[<prev] [next>] [<thread-prev] [thread-next>] [day] [month] [year] [list]
Message-Id: <201503222148.00332.wrosner@tirnet.de>
Date: Sun, 22 Mar 2015 21:47:58 +0100
From: Wolfgang Rosner <wrosner@...net.de>
To: Eric Dumazet <eric.dumazet@...il.com>
Cc: netdev@...r.kernel.org
Subject: Re: One way TCP bottleneck over 6 x Gbit tecl aggregated link
Hello, Eric,
Am Sonntag, 22. März 2015 17:54:54 schrieb Eric Dumazet:
>
> I see nothing wrong but a single retransmit.
> You might be bitten by tcp_metric cache.

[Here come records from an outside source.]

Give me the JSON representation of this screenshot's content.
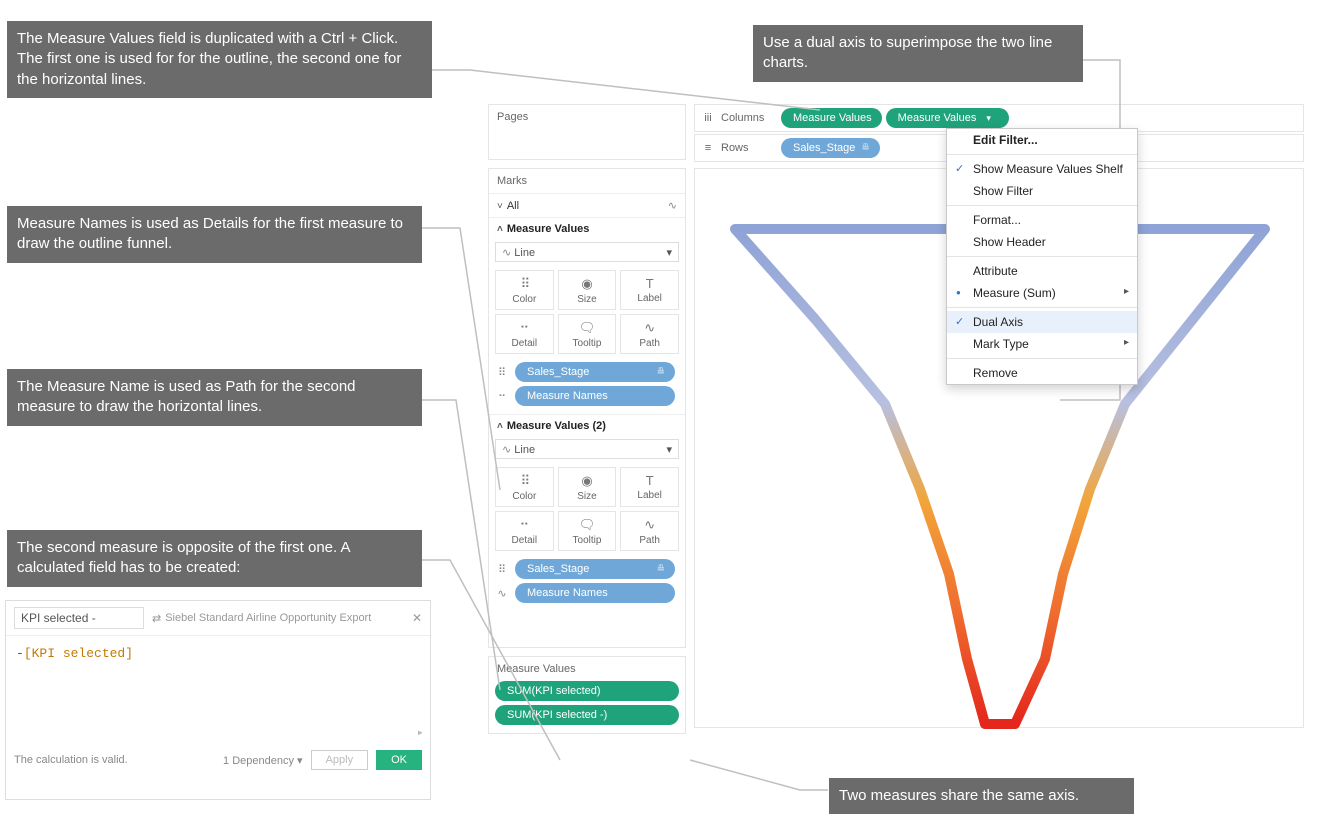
{
  "callouts": {
    "c1": "The Measure Values field is duplicated with a Ctrl + Click. The first one is used for for the outline, the second one for the horizontal lines.",
    "c2": "Use a dual axis to superimpose the two line charts.",
    "c3": "Measure Names is used as Details for the first  measure to draw the outline funnel.",
    "c4": "The Measure Name is used as Path for the second measure to draw the horizontal lines.",
    "c5": "The second measure is opposite of the first one. A calculated field has to be created:",
    "c6": "Two measures share the same axis."
  },
  "shelves": {
    "pages_label": "Pages",
    "columns_label": "Columns",
    "rows_label": "Rows",
    "columns_pill1": "Measure Values",
    "columns_pill2": "Measure Values",
    "rows_pill": "Sales_Stage"
  },
  "marks": {
    "title": "Marks",
    "all": "All",
    "card1_title": "Measure Values",
    "card2_title": "Measure Values (2)",
    "line": "Line",
    "cells": {
      "color": "Color",
      "size": "Size",
      "label": "Label",
      "detail": "Detail",
      "tooltip": "Tooltip",
      "path": "Path"
    },
    "pill_stage": "Sales_Stage",
    "pill_mnames": "Measure Names"
  },
  "mv_shelf": {
    "title": "Measure Values",
    "p1": "SUM(KPI selected)",
    "p2": "SUM(KPI selected -)"
  },
  "ctx": {
    "edit": "Edit Filter...",
    "showShelf": "Show Measure Values Shelf",
    "showFilter": "Show Filter",
    "format": "Format...",
    "showHeader": "Show Header",
    "attribute": "Attribute",
    "measure": "Measure (Sum)",
    "dualAxis": "Dual Axis",
    "markType": "Mark Type",
    "remove": "Remove"
  },
  "calc": {
    "name": "KPI selected -",
    "datasource": "Siebel Standard Airline Opportunity Export",
    "formula": "[KPI selected]",
    "valid": "The calculation is valid.",
    "dep": "1 Dependency",
    "apply": "Apply",
    "ok": "OK"
  }
}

> check /proc/sys/net/ipv4/tcp_no_metrics_save
OK, lets go testing.
reference figures before any changes:
gateway -> blade 3.21 Gbits/sec
blade -> blade 5.49 Gbits/sec
both on gateway and on blade:
root@...ncher:/home/tmp/netdev# cat /proc/sys/net/ipv4/tcp_no_metrics_save
0
root@...de-002:~# cat /proc/sys/net/ipv4/tcp_no_metrics_save
0
> (set it to 0, and flush tcp metric cache :
> echo 0 >/proc/sys/net/ipv4/tcp_no_metrics_save
no need to do so, , right?
> ip tcp_metrics flush
root@...ncher:/home/tmp/netdev# ip tcp_metrics flush
Object "tcp_metrics" is unknown, try "ip help".
Looks like debian-stable's iproute tools are quite old, aren't they?

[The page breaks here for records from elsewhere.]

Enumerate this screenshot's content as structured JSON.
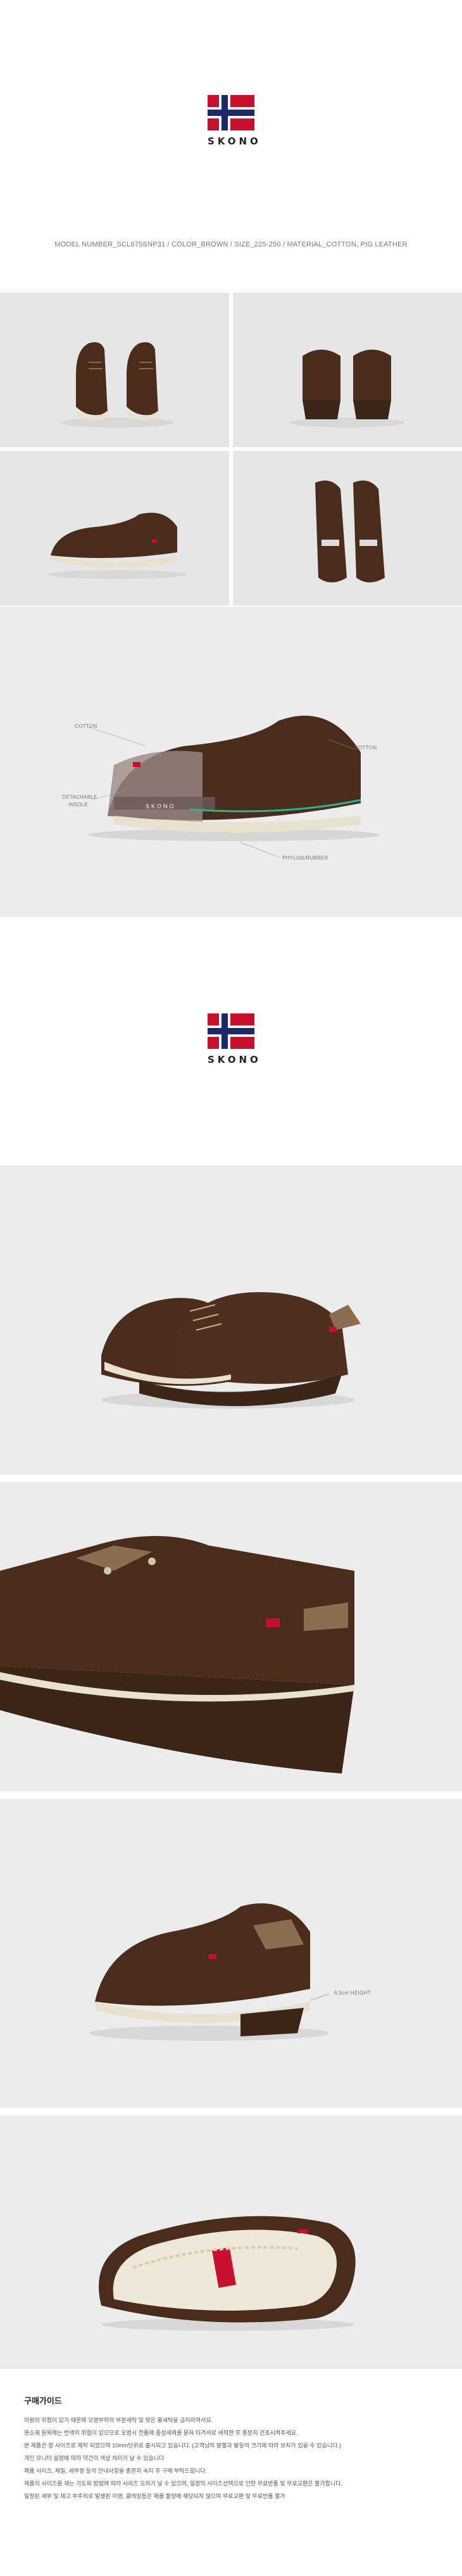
{
  "brand": {
    "name": "SKONO"
  },
  "product": {
    "spec_line": "MODEL NUMBER_SCL675SNP31 / COLOR_BROWN / SIZE_225-250 / MATERIAL_COTTON, PIG LEATHER"
  },
  "detail_callouts": {
    "top_left": "COTTON",
    "top_right": "COTTON",
    "side_left_1": "DETACHABLE",
    "side_left_2": "INSOLE",
    "bottom": "PHYLON/RUBBER"
  },
  "heel_callout": "6.5cm HEIGHT",
  "colors": {
    "shoe_brown": "#4a2c1c",
    "sole_brown": "#3b2418",
    "flag_red": "#c8102e",
    "flag_blue": "#1c2a6b"
  },
  "purchase_guide": {
    "title": "구매가이드",
    "lines": [
      "이원의 위험이 있기 때문에 오염부위의 부분세탁 및 젖은 물세탁을 금지하여서요.",
      "원소재 원목에는 번색의 위험이 있으므로 오염시 전품에 중성세제를 묻혀 타겨서로 세척한 후 충분히 건조시켜주세요.",
      "본 제품은 정 사이즈로 제작 되었으며 10mm단위로 출시되고 있습니다. (고객님의 발볼과 발등의 크기에 따라 모치가 있을 수 있습니다.)",
      "개인 모니터 설정에 따라 약간의 색상 차이가 날 수 있습니다",
      "제품 사이즈, 재질, 세부정 등의 안내사항을 충분히 숙지 후 구매 부탁드립니다.",
      "제품의 사이즈를 재는 기도와 방법에 따라 사이즈 오차가 날 수 있으며, 일정의 사이즈선택으로 인한 무료반품 및 무료교환은 불가합니다.",
      "일정된 세부 및 재고 부주의로 발생된 이염, 클레임등은 제품 불량에 해당되지 않으며 무료교환 및 무료반품 불가"
    ]
  }
}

So I suppose the iproute2 package you pointed me to will do the job.
Is it OK this way, or shold I install and configure it on my systems?
Or will the iproute2 from debian backport do?
btw: the teql aggregation is constructed by ip anc tc commands which are part
of iproute2 package, right. Could the old toolbox, maybe in connection with a
recent 3.19 vanilla kernel, cause the problem?
/home/build/iproute2/shemminger/iproute2/ip/ip tcp_metrics flush
(both on blades and on gateway)
root@...de-002:~# iperf -s
------------------------------------------------------------
Server listening on TCP port 5001
TCP window size: 85.3 KByte (default)
------------------------------------------------------------
[ 4] local 192.168.130.226 port 5001 connected with 192.168.130.250 port
49522
[ ID] Interval Transfer Bandwidth
[ 4] 0.0-10.0 sec 3.78 GBytes 3.25 Gbits/sec
root@...ncher:/home/tmp/netdev# iperf -c 192.168.130.226
------------------------------------------------------------
Client connecting to 192.168.130.226, TCP port 5001
TCP window size: 488 KByte (default)
------------------------------------------------------------
[ 3] local 192.168.130.250 port 49522 connected with 192.168.130.226 port
5001
[ ID] Interval Transfer Bandwidth
[ 3] 0.0-10.0 sec 3.78 GBytes 3.25 Gbits/sec
repeated tests: 3.25, 3.25, 3.12
was 3.12 before.
Sad to say: no effect
>
>
> Also, not clear why you use jumbo frames with 1Gbit NIC (do not do that,
> really), and it seems TSO is disabled on your NIC(s) ????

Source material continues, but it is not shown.